The primary limitation of this study is a small sample size, especially for a gene interaction study. Other limitations include its cross-sectional nature that limits our ability to make conclusions regarding etiology and the mechanism behind this relationship. As in any study of older individuals, there is also the potential for confounding by early, comorbid dementia; however our method of assessment lowers the risk.
Our results, although preliminary, support that the interactions of MTHFR and COMT polymorphisms are related to putamen volume differences between depressed and nondepressed subjects. This requires further study and replication with larger sample size to support a role for basal ganglia structures in the etiopathogenesis of depression. Additional work may verify whether MTHFR genotype dependent methylation of COMT promoter region, with consequent alteration in neurotransmitters, underlies this effect. Combining MRI studies with genetics has the potential to localize abnormalities in metabolism and neurotransmitter and provide a better integrated model of depression.

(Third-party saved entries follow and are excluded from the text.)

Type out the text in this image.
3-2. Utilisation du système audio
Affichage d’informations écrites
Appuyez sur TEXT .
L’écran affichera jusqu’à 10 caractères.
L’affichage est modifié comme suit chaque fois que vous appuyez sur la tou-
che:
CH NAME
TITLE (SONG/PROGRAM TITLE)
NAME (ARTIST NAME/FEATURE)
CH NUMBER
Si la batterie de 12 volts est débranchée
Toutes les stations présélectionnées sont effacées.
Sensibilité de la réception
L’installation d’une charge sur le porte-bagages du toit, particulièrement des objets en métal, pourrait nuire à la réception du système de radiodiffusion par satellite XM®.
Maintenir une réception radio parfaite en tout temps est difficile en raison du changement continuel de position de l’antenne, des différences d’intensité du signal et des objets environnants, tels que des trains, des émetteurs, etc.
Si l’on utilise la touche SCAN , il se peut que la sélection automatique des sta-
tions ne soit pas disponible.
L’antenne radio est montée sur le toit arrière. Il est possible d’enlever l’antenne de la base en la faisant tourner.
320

In summary, an epigenetic interaction of MTHFR C677T and COMT Val158Met polymorphisms may contribute to putamen volumes differences in depressive disorder. It is not clear if interactions between the MTHFR C677T and COMT Val158Met polymorphisms are related to other critical issues of late-life depression such as cognitive deficits, treatment outcomes, or mortality. Future studies examining these issues should test for potential interactions between these polymorphisms and basal ganglion associated with depression as well as examine for a relationship with dietary and metabolic factors related to these pathways, such as folate, vitamin B12 status, and homocysteine levels. The results of this study will provide important knowledge about the possible pathophysiology of depression and pave the way for further advanced research.
Acknowledgments
This study was supported by National Institute of Mental Health grants P50 MH60451, R01 MH54846, K24 MH70027, and K23 MH65939. The authors would like to thank Cynthia R. Key, Daniel L. Greenberg, and Denise F. Messer for image analysis, and Brian D. Boyd for computer programming and support.
Footnotes
- There were no significant independent relationships of the COMT Val158Met or MTHFR C677T polymorphisms on putamen volume in older depressed or nondepressed subjects
- There was a significant effect of the epigenetic interaction between the COMT Val158Met and MTHFR C677T polymorphisms on putamen volume, which was also related to a diagnosis of depression.
All authors declare no conflict of interest.